Now Trump is both a bullshit artist AND a liar. When he claimed that unspecified former presidents he agreed with him privately about the need for a border wall, he did not say to himself ‘Of course I never had any such conversations but I can probably get them to believe it’. For if he *had* thought something like this, it would surely have occurred to even his addled brain that several presidents were alive to testify against him which means that the lie would be quickly exposed. No, he just said it because it sounded impressive and because it fed his ego without stopping to ask himself whether it was actually true. Now many of Trump’s alleged ‘lies’ are like this, especially the stupid ones. They are not really lies at all, that is things that he says believing them to be false, but simply dollops of steaming bullshit which pop out of is mouth without being processed by an internal fact-checker, for instance his claim that most of the furloughed government employees agree with him about the need for a wall. At other times he is deliberately lying, saying things that he knows to be false in the hopes of getting other people to believe them, for instance that he did not have any business dealings with Russia, or that he did not instruct Michael Cohen to pay off Stormy Daniels etc etc. Frankfurt’s analysis is useful because it makes Trump a slightly less irrational actor than he sometimes appears to be. Once you see that the really dumb ‘lies’ are often not really lies at all but rather specimens of bullshit, then his apparently idiotic pronouncements become a lot more explicable and a little less irrational.

David Palmeter said...

Princeton U Press took advantage of Trump's obvious bullshitting at some point a year or two ago to run a full page ad for the book in the NY Review of Books.

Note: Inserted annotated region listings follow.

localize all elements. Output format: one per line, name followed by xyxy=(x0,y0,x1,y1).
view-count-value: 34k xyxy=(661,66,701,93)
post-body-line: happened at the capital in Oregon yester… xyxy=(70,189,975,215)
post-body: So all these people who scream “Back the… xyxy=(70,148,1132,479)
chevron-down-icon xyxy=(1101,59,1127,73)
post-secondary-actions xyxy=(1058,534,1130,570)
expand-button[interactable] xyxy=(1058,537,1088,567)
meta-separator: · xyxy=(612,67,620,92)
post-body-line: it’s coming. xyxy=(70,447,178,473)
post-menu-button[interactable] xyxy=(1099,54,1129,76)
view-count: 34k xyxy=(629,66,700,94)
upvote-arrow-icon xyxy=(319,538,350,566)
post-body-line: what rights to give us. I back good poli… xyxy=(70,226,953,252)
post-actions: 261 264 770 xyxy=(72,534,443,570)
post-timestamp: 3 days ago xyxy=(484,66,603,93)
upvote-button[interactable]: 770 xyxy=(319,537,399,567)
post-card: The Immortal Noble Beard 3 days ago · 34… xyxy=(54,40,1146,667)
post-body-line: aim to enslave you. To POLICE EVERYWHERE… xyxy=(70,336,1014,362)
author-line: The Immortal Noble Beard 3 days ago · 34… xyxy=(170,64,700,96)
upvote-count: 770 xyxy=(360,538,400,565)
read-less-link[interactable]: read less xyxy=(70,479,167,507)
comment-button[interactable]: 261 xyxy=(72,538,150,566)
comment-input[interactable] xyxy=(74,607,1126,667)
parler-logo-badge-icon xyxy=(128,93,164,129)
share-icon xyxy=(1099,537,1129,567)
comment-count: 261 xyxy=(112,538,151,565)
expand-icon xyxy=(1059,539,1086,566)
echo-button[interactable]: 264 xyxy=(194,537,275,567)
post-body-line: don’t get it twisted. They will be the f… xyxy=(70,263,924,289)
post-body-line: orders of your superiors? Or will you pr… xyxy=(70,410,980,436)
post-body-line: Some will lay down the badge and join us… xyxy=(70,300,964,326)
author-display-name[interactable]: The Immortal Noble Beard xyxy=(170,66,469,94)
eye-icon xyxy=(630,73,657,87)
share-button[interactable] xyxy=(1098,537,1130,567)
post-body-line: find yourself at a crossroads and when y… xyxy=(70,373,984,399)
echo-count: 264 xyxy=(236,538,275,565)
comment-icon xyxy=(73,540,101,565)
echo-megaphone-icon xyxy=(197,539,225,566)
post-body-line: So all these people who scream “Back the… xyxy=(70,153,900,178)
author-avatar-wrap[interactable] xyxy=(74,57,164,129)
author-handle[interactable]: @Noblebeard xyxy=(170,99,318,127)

I felt vindicated by this because I had read Frankfurt's book when it first came out, and as I watched Trump campaign and begin to "govern," he seemed to be exactly the person Frankfurt had in mind.

DDA said...

payback for 1981: airport shutdowns force trump

Christopher J. Mulvaney, Ph.D. said...

Charles, I am most likely a little too intolerant of Frankfurt's analysis. And thanks to Dean for reminding me of his name.

I am not sure that the distinction you and Frankfurt make is as clear as it seems. I would argue that bullshit is typically well thought out in advance and not off the top of the head. Bull only works if there is a semblance of truth woven into it. Bullshit, like a con man's pitch, includes true and false statements woven seamlessly together. I would argue the pitchman know when he is lying and when he isn't. Trump, of course, is equally comfortable with all forms of lying, after all, he was tutored by Roy Cohn, and inasmuch as he is unencumbered by knowledge and propelled by narcissism, it all comes easily to him.

s. wallerstein said...

I read Frankfurt's book a few years ago and I don't recall its thesis with any precision, so I'll speak from personal experience.

There are people who don't seem to care about the truth of their statements (let's call them "bullshitters"), and tend to say untruthful things in function of their ego, not so much to convince the other person that they are true, but because saying them gives them a certain ego satisfaction. They brag (as does Trump), often about their sexual prowess (as does Trump) and or their business acumen (as does Trump), without really caring whether the other believes them or not, but because just the act of saying something which makes them feel "great again" makes them feel good.